Legendary Queen's counsel and criminal lawyer, Howard Randolph Hamilton, the former parliamentary ombudsman and first public defender of Jamaica, recounts 'for the record' of Hylton W. Dennis, biographical history depositor and journalist, some of the memorable acquittal verdicts of his record 73 consecutive acquittals partnership with Patrick Atkinson QC, Jamaica's attorney general, taken from all fourteen parishes of the Island.
In his forthcoming book, he reveals how his clairvoyant aunt, Enid Crosskill, read his tea leaves and told him, matter of factly, that he was going to become a lawyer and hence he was 'Born to Defend'. From sailing across the Atlantic, to England, where he studied and was called to the Bar, to the formative years of his legal career, as a probationer, in the Government legal service.
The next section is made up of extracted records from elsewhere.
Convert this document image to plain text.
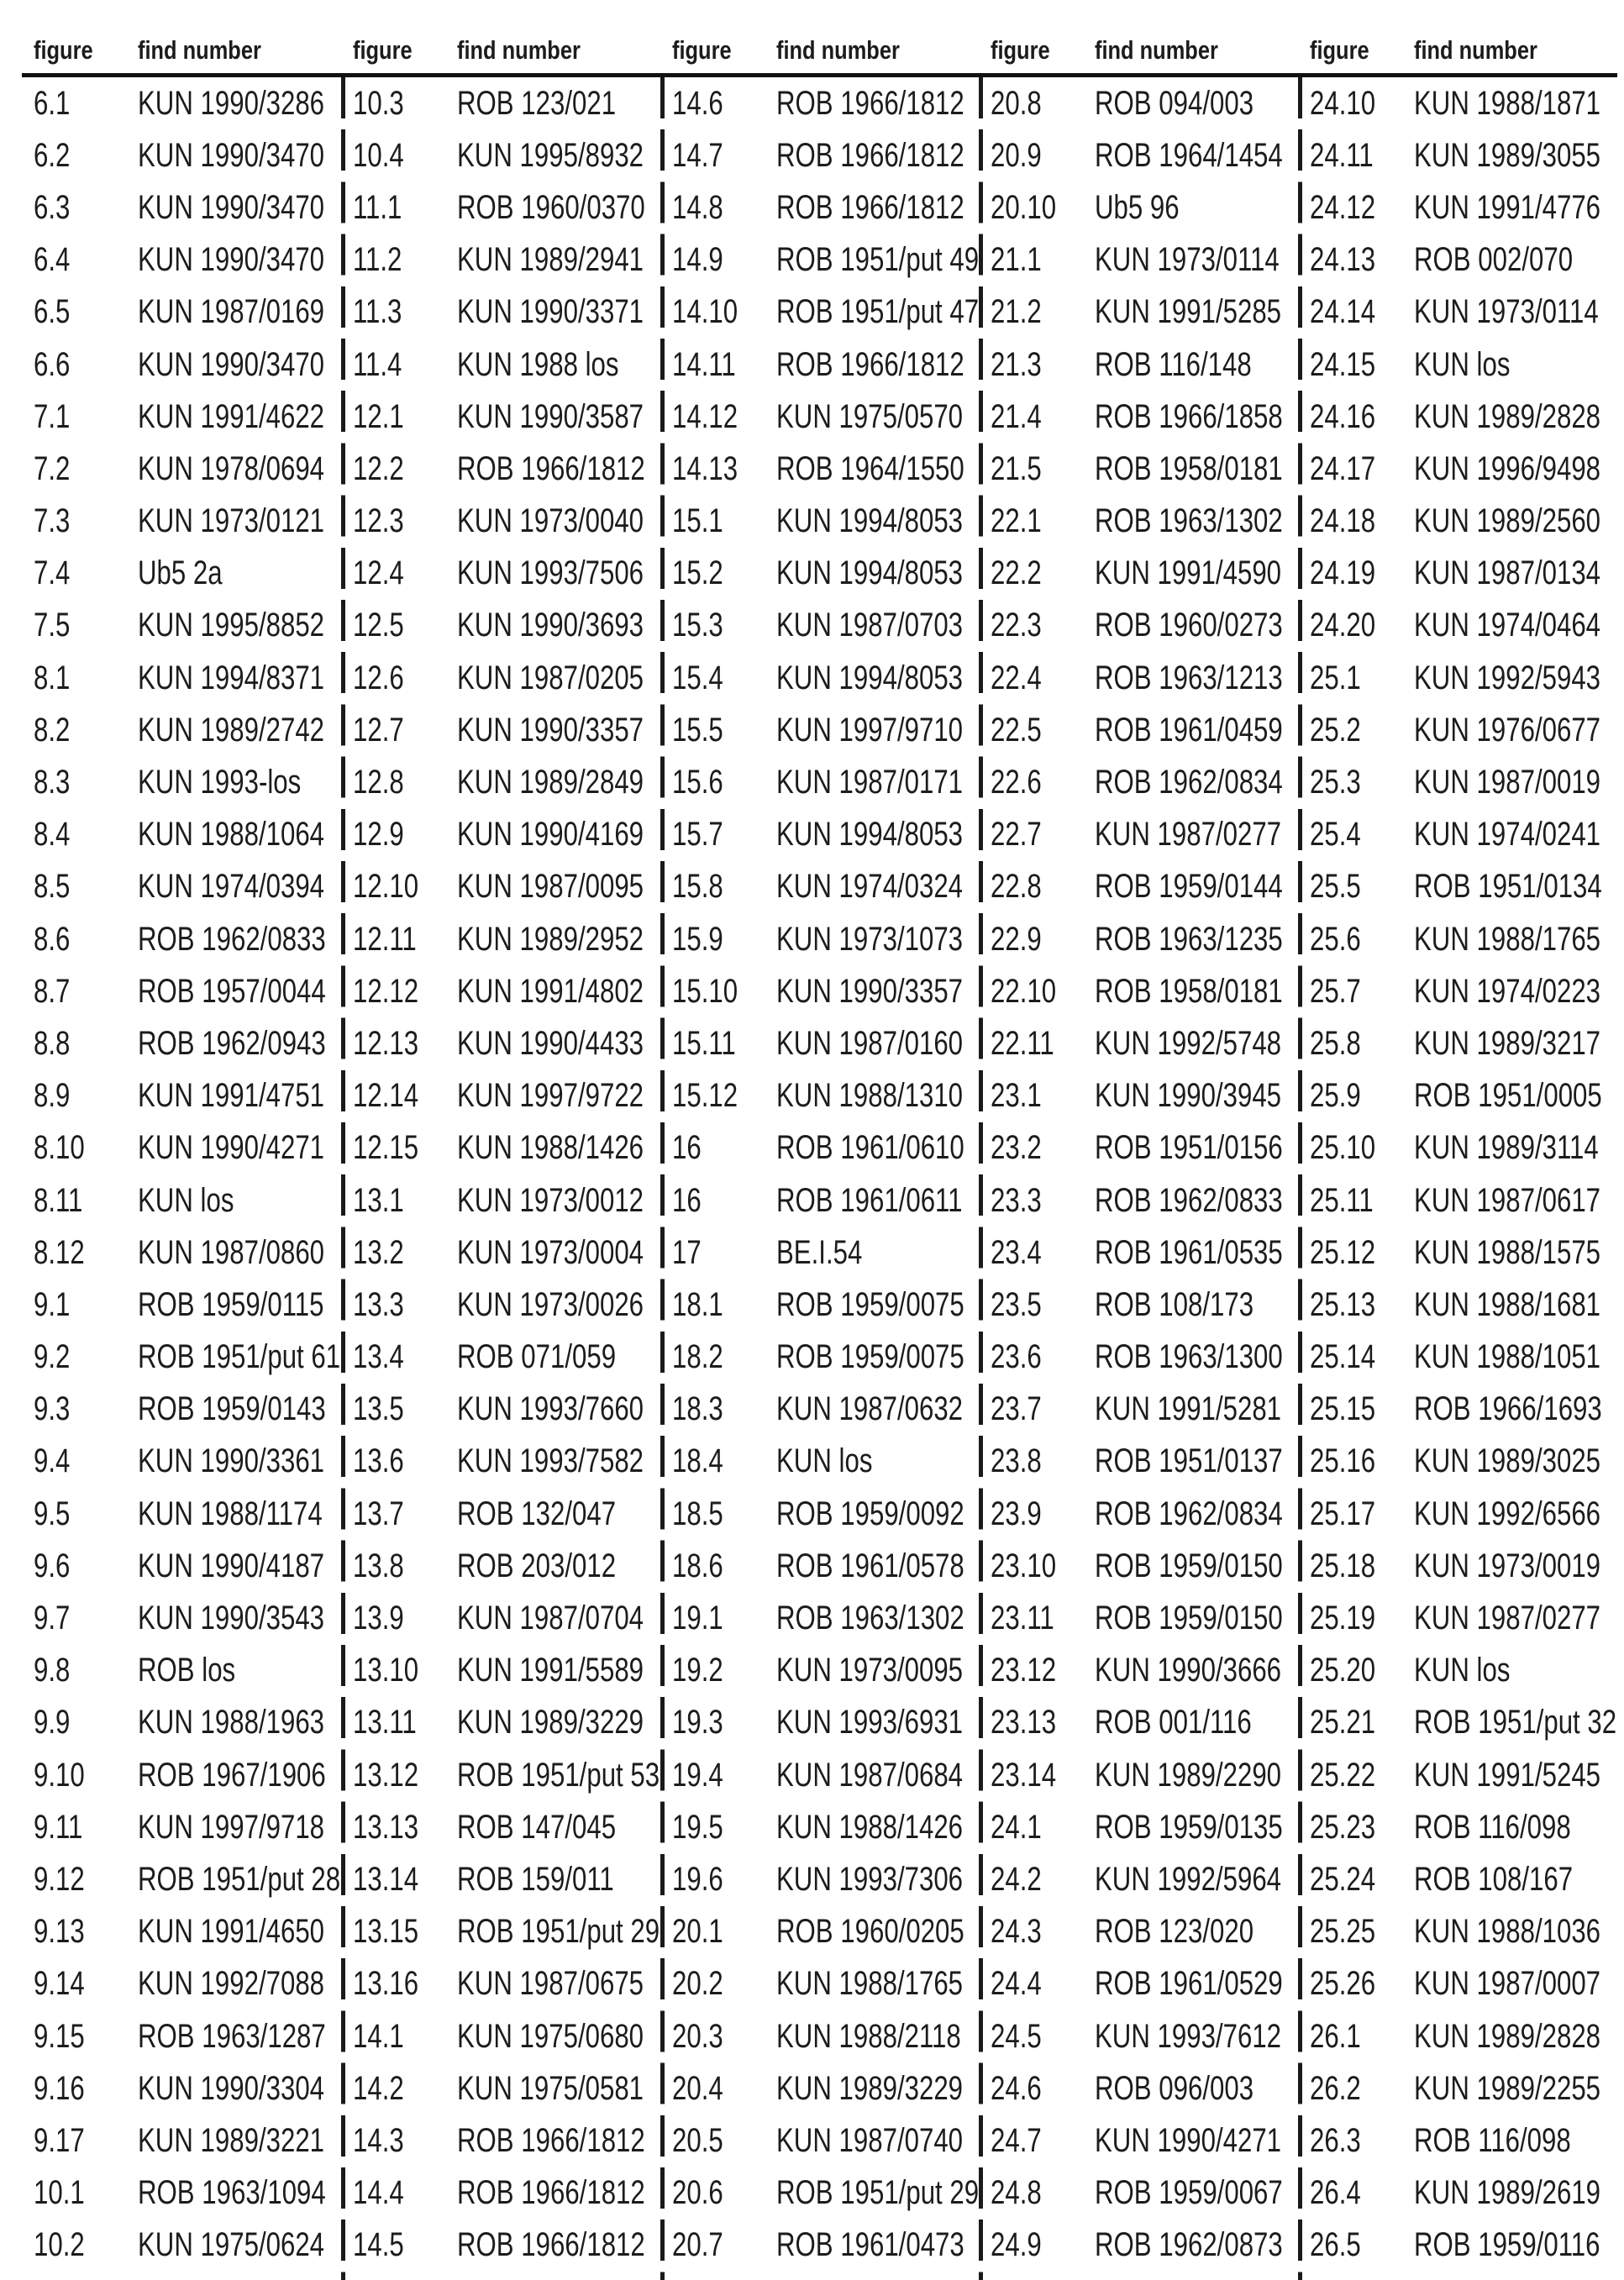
figure	find number
6.1	KUN 1990/3286
6.2	KUN 1990/3470
6.3	KUN 1990/3470
6.4	KUN 1990/3470
6.5	KUN 1987/0169
6.6	KUN 1990/3470
7.1	KUN 1991/4622
7.2	KUN 1978/0694
7.3	KUN 1973/0121
7.4	Ub5 2a
7.5	KUN 1995/8852
8.1	KUN 1994/8371
8.2	KUN 1989/2742
8.3	KUN 1993-los
8.4	KUN 1988/1064
8.5	KUN 1974/0394
8.6	ROB 1962/0833
8.7	ROB 1957/0044
8.8	ROB 1962/0943
8.9	KUN 1991/4751
8.10	KUN 1990/4271
8.11	KUN los
8.12	KUN 1987/0860
9.1	ROB 1959/0115
9.2	ROB 1951/put 61
9.3	ROB 1959/0143
9.4	KUN 1990/3361
9.5	KUN 1988/1174
9.6	KUN 1990/4187
9.7	KUN 1990/3543
9.8	ROB los
9.9	KUN 1988/1963
9.10	ROB 1967/1906
9.11	KUN 1997/9718
9.12	ROB 1951/put 28
9.13	KUN 1991/4650
9.14	KUN 1992/7088
9.15	ROB 1963/1287
9.16	KUN 1990/3304
9.17	KUN 1989/3221
10.1	ROB 1963/1094
10.2	KUN 1975/0624
figure	find number
10.3	ROB 123/021
10.4	KUN 1995/8932
11.1	ROB 1960/0370
11.2	KUN 1989/2941
11.3	KUN 1990/3371
11.4	KUN 1988 los
12.1	KUN 1990/3587
12.2	ROB 1966/1812
12.3	KUN 1973/0040
12.4	KUN 1993/7506
12.5	KUN 1990/3693
12.6	KUN 1987/0205
12.7	KUN 1990/3357
12.8	KUN 1989/2849
12.9	KUN 1990/4169
12.10	KUN 1987/0095
12.11	KUN 1989/2952
12.12	KUN 1991/4802
12.13	KUN 1990/4433
12.14	KUN 1997/9722
12.15	KUN 1988/1426
13.1	KUN 1973/0012
13.2	KUN 1973/0004
13.3	KUN 1973/0026
13.4	ROB 071/059
13.5	KUN 1993/7660
13.6	KUN 1993/7582
13.7	ROB 132/047
13.8	ROB 203/012
13.9	KUN 1987/0704
13.10	KUN 1991/5589
13.11	KUN 1989/3229
13.12	ROB 1951/put 53
13.13	ROB 147/045
13.14	ROB 159/011
13.15	ROB 1951/put 29
13.16	KUN 1987/0675
14.1	KUN 1975/0680
14.2	KUN 1975/0581
14.3	ROB 1966/1812
14.4	ROB 1966/1812
14.5	ROB 1966/1812
figure	find number
14.6	ROB 1966/1812
14.7	ROB 1966/1812
14.8	ROB 1966/1812
14.9	ROB 1951/put 49
14.10	ROB 1951/put 47
14.11	ROB 1966/1812
14.12	KUN 1975/0570
14.13	ROB 1964/1550
15.1	KUN 1994/8053
15.2	KUN 1994/8053
15.3	KUN 1987/0703
15.4	KUN 1994/8053
15.5	KUN 1997/9710
15.6	KUN 1987/0171
15.7	KUN 1994/8053
15.8	KUN 1974/0324
15.9	KUN 1973/1073
15.10	KUN 1990/3357
15.11	KUN 1987/0160
15.12	KUN 1988/1310
16	ROB 1961/0610
16	ROB 1961/0611
17	BE.I.54
18.1	ROB 1959/0075
18.2	ROB 1959/0075
18.3	KUN 1987/0632
18.4	KUN los
18.5	ROB 1959/0092
18.6	ROB 1961/0578
19.1	ROB 1963/1302
19.2	KUN 1973/0095
19.3	KUN 1993/6931
19.4	KUN 1987/0684
19.5	KUN 1988/1426
19.6	KUN 1993/7306
20.1	ROB 1960/0205
20.2	KUN 1988/1765
20.3	KUN 1988/2118
20.4	KUN 1989/3229
20.5	KUN 1987/0740
20.6	ROB 1951/put 29
20.7	ROB 1961/0473
figure	find number
20.8	ROB 094/003
20.9	ROB 1964/1454
20.10	Ub5 96
21.1	KUN 1973/0114
21.2	KUN 1991/5285
21.3	ROB 116/148
21.4	ROB 1966/1858
21.5	ROB 1958/0181
22.1	ROB 1963/1302
22.2	KUN 1991/4590
22.3	ROB 1960/0273
22.4	ROB 1963/1213
22.5	ROB 1961/0459
22.6	ROB 1962/0834
22.7	KUN 1987/0277
22.8	ROB 1959/0144
22.9	ROB 1963/1235
22.10	ROB 1958/0181
22.11	KUN 1992/5748
23.1	KUN 1990/3945
23.2	ROB 1951/0156
23.3	ROB 1962/0833
23.4	ROB 1961/0535
23.5	ROB 108/173
23.6	ROB 1963/1300
23.7	KUN 1991/5281
23.8	ROB 1951/0137
23.9	ROB 1962/0834
23.10	ROB 1959/0150
23.11	ROB 1959/0150
23.12	KUN 1990/3666
23.13	ROB 001/116
23.14	KUN 1989/2290
24.1	ROB 1959/0135
24.2	KUN 1992/5964
24.3	ROB 123/020
24.4	ROB 1961/0529
24.5	KUN 1993/7612
24.6	ROB 096/003
24.7	KUN 1990/4271
24.8	ROB 1959/0067
24.9	ROB 1962/0873
figure	find number
24.10	KUN 1988/1871
24.11	KUN 1989/3055
24.12	KUN 1991/4776
24.13	ROB 002/070
24.14	KUN 1973/0114
24.15	KUN los
24.16	KUN 1989/2828
24.17	KUN 1996/9498
24.18	KUN 1989/2560
24.19	KUN 1987/0134
24.20	KUN 1974/0464
25.1	KUN 1992/5943
25.2	KUN 1976/0677
25.3	KUN 1987/0019
25.4	KUN 1974/0241
25.5	ROB 1951/0134
25.6	KUN 1988/1765
25.7	KUN 1974/0223
25.8	KUN 1989/3217
25.9	ROB 1951/0005
25.10	KUN 1989/3114
25.11	KUN 1987/0617
25.12	KUN 1988/1575
25.13	KUN 1988/1681
25.14	KUN 1988/1051
25.15	ROB 1966/1693
25.16	KUN 1989/3025
25.17	KUN 1992/6566
25.18	KUN 1973/0019
25.19	KUN 1987/0277
25.20	KUN los
25.21	ROB 1951/put 32
25.22	KUN 1991/5245
25.23	ROB 116/098
25.24	ROB 108/167
25.25	KUN 1988/1036
25.26	KUN 1987/0007
26.1	KUN 1989/2828
26.2	KUN 1989/2255
26.3	ROB 116/098
26.4	KUN 1989/2619
26.5	ROB 1959/0116
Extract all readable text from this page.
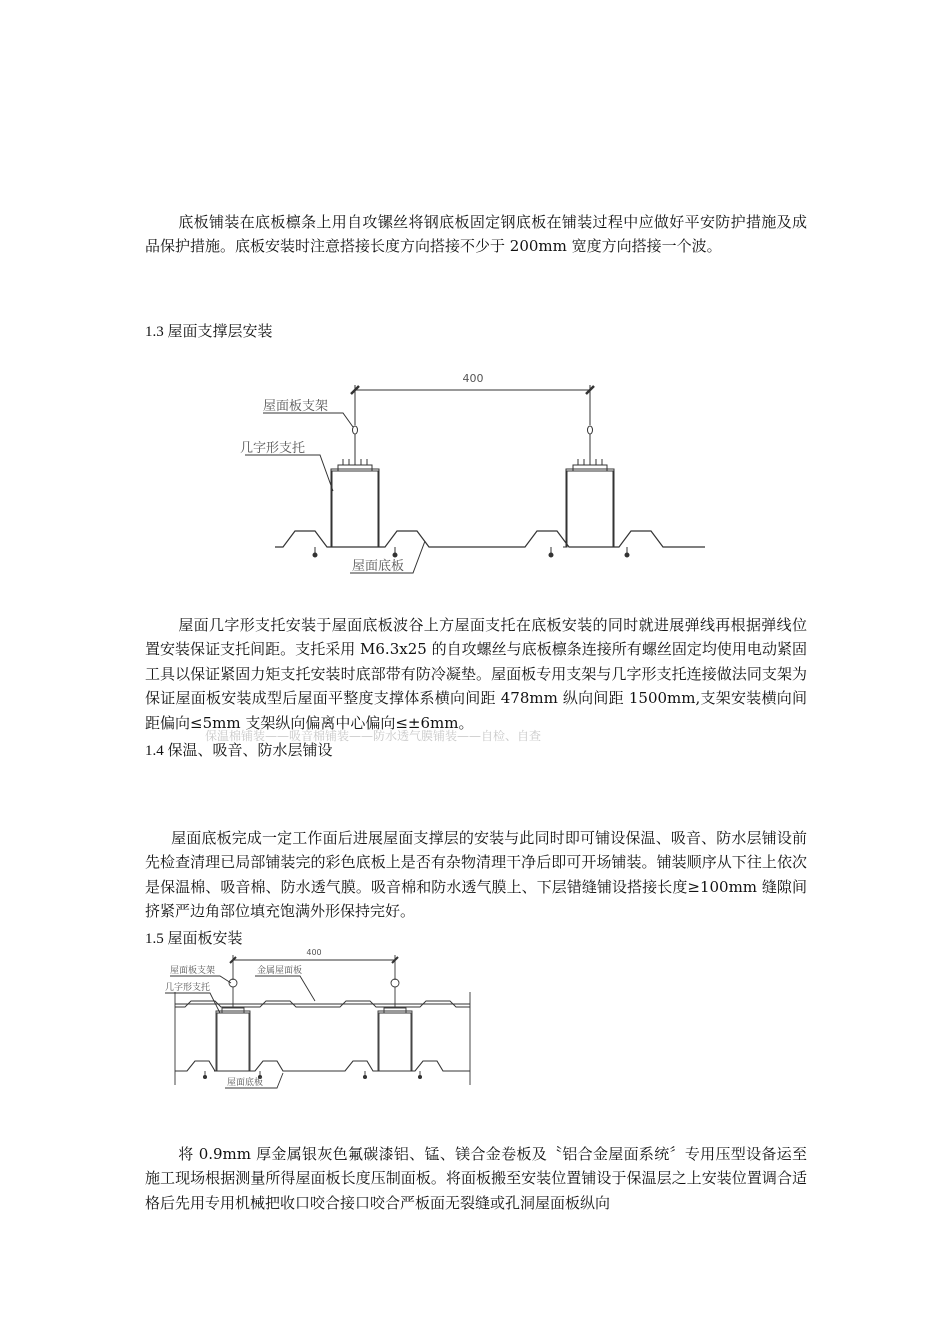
底板铺装在底板檩条上用自攻镙丝将钢底板固定钢底板在铺装过程中应做好平安防护措施及成品保护措施。底板安装时注意搭接长度方向搭接不少于 200mm 宽度方向搭接一个波。

1.3 屋面支撑层安装

400
屋面板支架
几字形支托
屋面底板

屋面几字形支托安装于屋面底板波谷上方屋面支托在底板安装的同时就进展弹线再根据弹线位置安装保证支托间距。支托采用 M6.3x25 的自攻螺丝与底板檩条连接所有螺丝固定均使用电动紧固工具以保证紧固力矩支托安装时底部带有防冷凝垫。屋面板专用支架与几字形支托连接做法同支架为保证屋面板安装成型后屋面平整度支撑体系横向间距 478mm 纵向间距 1500mm,支架安装横向间距偏向≤5mm 支架纵向偏离中心偏向≤±6mm。

保温棉铺装——吸音棉铺装——防水透气膜铺装——自检、自查

1.4 保温、吸音、防水层铺设

屋面底板完成一定工作面后进展屋面支撑层的安装与此同时即可铺设保温、吸音、防水层铺设前先检查清理已局部铺装完的彩色底板上是否有杂物清理干净后即可开场铺装。铺装顺序从下往上依次是保温棉、吸音棉、防水透气膜。吸音棉和防水透气膜上、下层错缝铺设搭接长度≥100mm 缝隙间挤紧严边角部位填充饱满外形保持完好。

1.5 屋面板安装

400
屋面板支架	金属屋面板
几字形支托
屋面底板

将 0.9mm 厚金属银灰色氟碳漆铝、锰、镁合金卷板及〝铝合金屋面系统〞专用压型设备运至施工现场根据测量所得屋面板长度压制面板。将面板搬至安装位置铺设于保温层之上安装位置调合适格后先用专用机械把收口咬合接口咬合严板面无裂缝或孔洞屋面板纵向
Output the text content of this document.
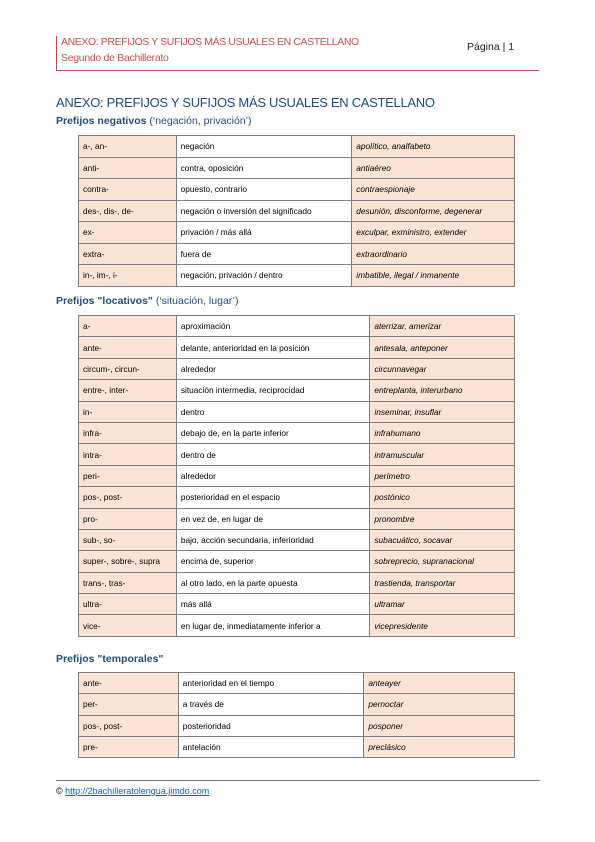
ANEXO: PREFIJOS Y SUFIJOS MÁS USUALES EN CASTELLANO
Segundo de Bachillerato
Página | 1
ANEXO: PREFIJOS Y SUFIJOS MÁS USUALES EN CASTELLANO
Prefijos negativos (‘negación, privación’)
a-, an-	negación	apolítico, analfabeto
anti-	contra, oposición	antiaéreo
contra-	opuesto, contrario	contraespionaje
des-, dis-, de-	negación o inversión del significado	desunión, disconforme, degenerar
ex-	privación / más allá	exculpar, exministro, extender
extra-	fuera de	extraordinario
in-, im-, i-	negación, privación / dentro	imbatible, ilegal / inmanente
Prefijos "locativos" (‘situación, lugar’)
a-	aproximación	aterrizar, amerizar
ante-	delante, anterioridad en la posición	antesala, anteponer
circum-, circun-	alrededor	circunnavegar
entre-, inter-	situación intermedia, reciprocidad	entreplanta, interurbano
in-	dentro	inseminar, insuflar
infra-	debajo de, en la parte inferior	infrahumano
intra-	dentro de	intramuscular
peri-	alrededor	perímetro
pos-, post-	posterioridad en el espacio	postónico
pro-	en vez de, en lugar de	pronombre
sub-, so-	bajo, acción secundaria, inferioridad	subacuático, socavar
super-, sobre-, supra	encima de, superior	sobreprecio, supranacional
trans-, tras-	al otro lado, en la parte opuesta	trastienda, transportar
ultra-	más allá	ultramar
vice-	en lugar de, inmediatamente inferior a	vicepresidente
Prefijos "temporales"
ante-	anterioridad en el tiempo	anteayer
per-	a través de	pernoctar
pos-, post-	posterioridad	posponer
pre-	antelación	preclásico
© http://2bachilleratolengua.jimdo.com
Here he was mentored by the late custos of Trelawny, Royland Barrett and magistrate turned High Court Justice Owen Parkin.
He gives the most vivid accounts of his early experiences and his transition to private practice as the protégé of two larger-than-life legal luminaries - Dudley Thompson QC and Ian Ramsay QC, that culminated with him "taking Silk" himself, in the finest tradition of Chambers 53 (Church Street) then led by Ramsay whom he succeeded as lead counsel.
He delves, humorously, into how, despite his 'macaroni' frame, he became president of the Jamaica Amateur Weightlifting Association and held that office for 10 years, while with his penchant for rib-tickling jokes, he rounds off the 'entertainment segment' with regaling anecdotes of the lighter moments in court.
Not to be left out are his avid sports-loving pursuits since entering high school at Jamaica College; the notorious dexterity of his 'dancing legs'; his responsible conduct as a husband and father, and the velvet lining of his 'lion-heart' that has led to his over 50 years at the Bar.
Over the coming weeks, The Gleaner will carry excerpts from Born to Defend, which is going to hit the stands soon.
A question frequently asked of defence Counsel is "How can you defend the guilty?" The short answer is that it is your sworn obligation to defend all persons who seek your guidance and help. Defending doesn't mean defending a person who has confessed his guilt, for such a person is deserving of the best efforts being advanced on his behalf from the point of view of sentencing and your obligation is to advise accordingly. However, the fact that he admits to committing the offence does not necessarily mean he is guilty as there may be defences available to such an accused, for example self-defence or accidents, but where the admission amounts to an admission of guilt the first recourse is to advise on the course of a plea to the offence or lesser offences. Until that admission is made Counsel should never, never, make his own conclusion on the question of guilt. I did it once and fortunately friends and circumstances persuaded me to change my view, otherwise an innocent man would have gone to the gallows.
The brutal 1970s murder of Permanent Secretary Ted O'Gilvie, which took place in broad daylight, may possibly have been the first acknowledged 'hit' - contract killing - to take place in Jamaica. Mr O'Gilvie was, at the time, chief of administration in the Ministry of Works.
He was thought to have been killed because, as the chief accounting officer, he was conducting an investigation of alleged corruption in that ministry having to do with construction of the McGregor Gully in east Kingston. He was gunned down by two young men travelling on a motor bike, while in the process of opening his gate, having gone home for lunch as was his routine practice.
For almost one year following his murder, the local news media led by the Gleaner newspaper repeatedly called for an arrest of the person or persons responsible. The crescendo of outrage grew stronger and stronger each passing month until eventually, the announcement came one day that someone had been charged.